Lou continued having hits (mostly R&B) for the rest of the ‘70s, and with 1977’s Unmistakably Lou he notched his third Grammy. He became a spokesman for Anheuser-Busch and in 1979, convincing them to sponsor it, he began his annual Lou Rawls Parade of Stars Telethon benefitting the United Negro College Fund, with over $200 million raised so far. (In September he recorded what’s now become his last one, airing this month.) At Epic in ‘82-86, his commercial appeal dimmed; opting for an art-oriented label, he was revived artistically on Blue Note. His 1989-92 work for that label prove him a master of bittersweet, late-night brooding.

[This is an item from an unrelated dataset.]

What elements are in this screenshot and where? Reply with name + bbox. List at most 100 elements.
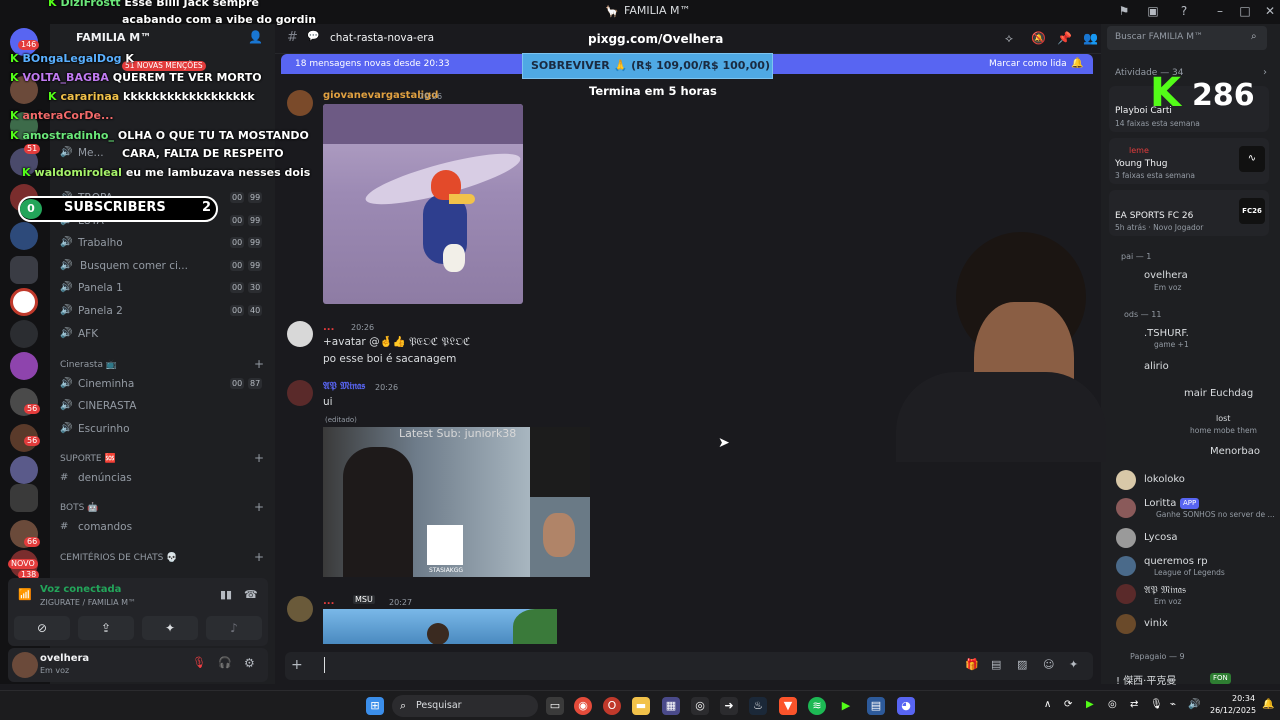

Gradually more time was devoted to acting and also voicework for cartoons (when GARFIELD sings, it’s in Lou’s voice); Rawls’s musical interest moved back to gospel in the early 2000s, though his final disc was a FRANK SINATRA tribute (he and Frank were a mutual admiration society; Sinatra hailed him for “the classiest singing and the silkiest chops.” The album-buying public may have lost touch with Lou, but he never lost his touch as an artist.